A second VPN possibility sounds easier and more environment friendly
Besides, if that second vpn will not work anymore, chances are 100 to 1 that PC will not respond anymore either.
I used team viewer and then went with anydesk, but around Christmas they bombarded me with update offers so I took it off. I use splashtop for my paid version and have been testing remote utilities, seems to work well. A license is only $99 so I may add that as my backup. I use tight VNC on the LAN but I have problems with copy and paste.
Did you make an APCO post about uniforms recently? your call sign looks familiar. I’m a 2 way tech on the APCO ANSI standards revision committee.

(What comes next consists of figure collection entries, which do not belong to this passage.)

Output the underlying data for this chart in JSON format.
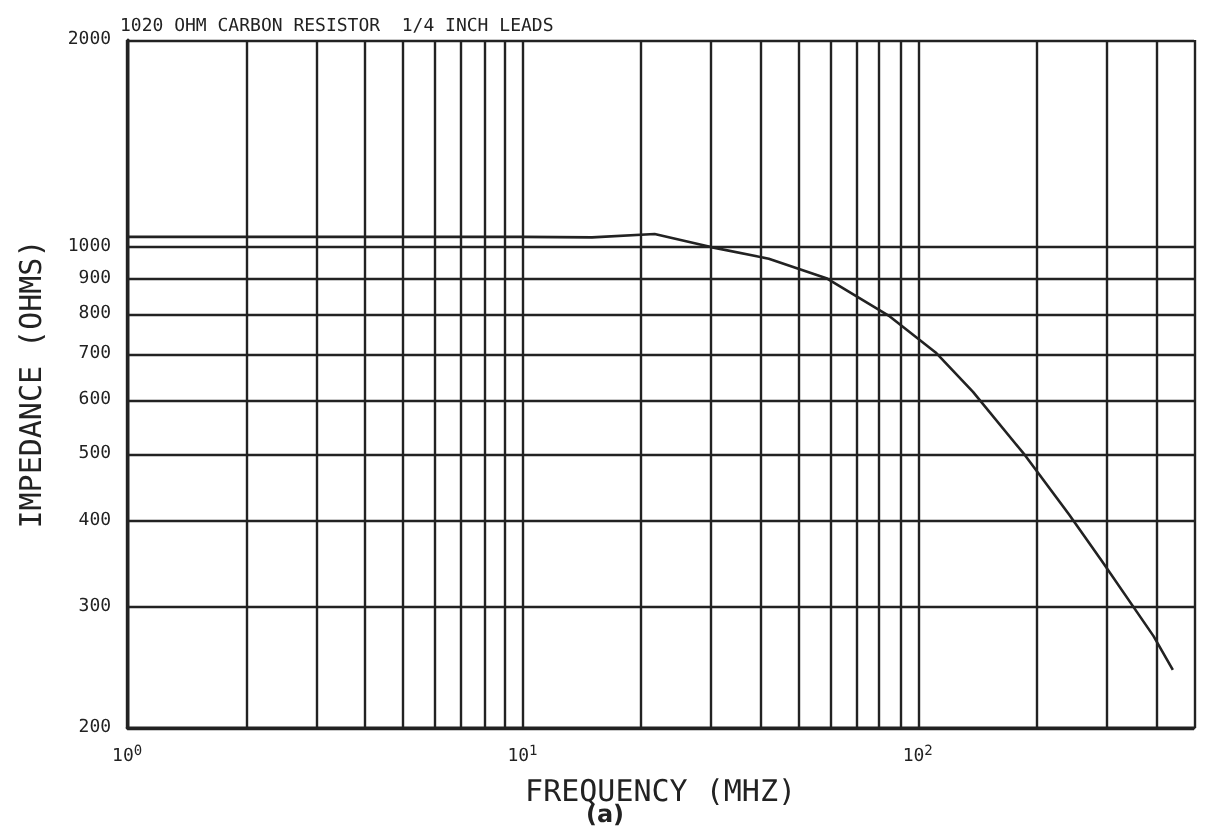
{
  "chart_data": {
    "type": "line",
    "title": "1020 OHM CARBON RESISTOR  1/4 INCH LEADS",
    "xlabel": "FREQUENCY (MHZ)",
    "ylabel": "IMPEDANCE (OHMS)",
    "annotations": [
      "(a)"
    ],
    "log": "xy",
    "grid": true,
    "marker": "none",
    "line_style": "solid",
    "xlim": [
      1,
      500
    ],
    "ylim": [
      200,
      2000
    ],
    "xticks": [
      {
        "value": 1,
        "label": "10$^{0}$"
      },
      {
        "value": 2,
        "label": null
      },
      {
        "value": 3,
        "label": null
      },
      {
        "value": 4,
        "label": null
      },
      {
        "value": 5,
        "label": null
      },
      {
        "value": 6,
        "label": null
      },
      {
        "value": 7,
        "label": null
      },
      {
        "value": 8,
        "label": null
      },
      {
        "value": 9,
        "label": null
      },
      {
        "value": 10,
        "label": "10$^{1}$"
      },
      {
        "value": 20,
        "label": null
      },
      {
        "value": 30,
        "label": null
      },
      {
        "value": 40,
        "label": null
      },
      {
        "value": 50,
        "label": null
      },
      {
        "value": 60,
        "label": null
      },
      {
        "value": 70,
        "label": null
      },
      {
        "value": 80,
        "label": null
      },
      {
        "value": 90,
        "label": null
      },
      {
        "value": 100,
        "label": "10$^{2}$"
      },
      {
        "value": 200,
        "label": null
      },
      {
        "value": 300,
        "label": null
      },
      {
        "value": 400,
        "label": null
      },
      {
        "value": 500,
        "label": null
      }
    ],
    "yticks": [
      200,
      300,
      400,
      500,
      600,
      700,
      800,
      900,
      1000,
      2000
    ],
    "series": [
      {
        "color": "#222222",
        "x": [
          1,
          2,
          5,
          10,
          15,
          21.6,
          30,
          42,
          59,
          85,
          111,
          138,
          187,
          242,
          292,
          395,
          442
        ],
        "values": [
          1035,
          1035,
          1035,
          1035,
          1033,
          1045,
          1000,
          962,
          900,
          793,
          703,
          616,
          498,
          408,
          350,
          272,
          243
        ]
      }
    ]
  }
}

[quote=Sob post_id=905797 time=1642269571 user_id=33312]
So you had a nice trip? [/quote]
Yes except for the 40 degree drop in daily high temps.
What’s weird is I can put //192.168.100.225 in IE and see my video camera system at the main site from here at the remote site which is now 192.168.200.0/24.
\192.168.100.220 does not see my main NAS, but IP scan in winbox sees all .100.xxx IPs.
If there’s at least something passing through tunnel, then tunnel itself should be ok. Check firewalls on both routers and also on involved devices, they can have own firewalls and block traffic from other subnet.
thanks SOB, I’ll look at the rules and post them if nothing stands out, which it probably won’t.
Really appreciate you and sindy taking time to help out in this forum.
I had to do a hard reset on site 1 this week after I lost internet access, turned out to be a cable modem / ISP issue where I was getting a 192.168.100.1 address for my WAN which kept me from getting into the hAP.
site 1 WAN 72.xxx.xxx.xxx
/ip/address> pr
ADDRESS NETWORK INTERFACE
1 192.168.100.1/24 192.168.100.0 bridge
2 10.10.10.1/24 10.10.10.0 GUEST BRIDGE
3 D 72.xxx.xxx.xxx 72.xxx.xxx.0 ether1 WAN
4 10.0.0.1/30 10.0.0.0 wireguard1
/ip/route> pr
DST-ADDRESS GATEWAY DISTANCE
DAd 0.0.0.0/0 72.xxx.xxx.1 1
DAc 10.0.0.0/30 wireguard1 0
DAc 10.10.10.0/24 GUEST BRIDGE 0
DAc 72.xxx.xxx.xxx ether1 WAN 0
DAc 192.168.100.0/24 bridge 0
0 As 192.168.200.0/24 10.0.0.2 1
Even though winbox shows my wireguard interface as running and a link up time with not down time I can't ping 10.10.10.x from either side.
The 10.10.10.0 range is for the guest network on the AP.
Not what is needed.
Please add export of both configs.
Confirm both MT devices at both ends have public IPs as well or is one of them behind an ISP router??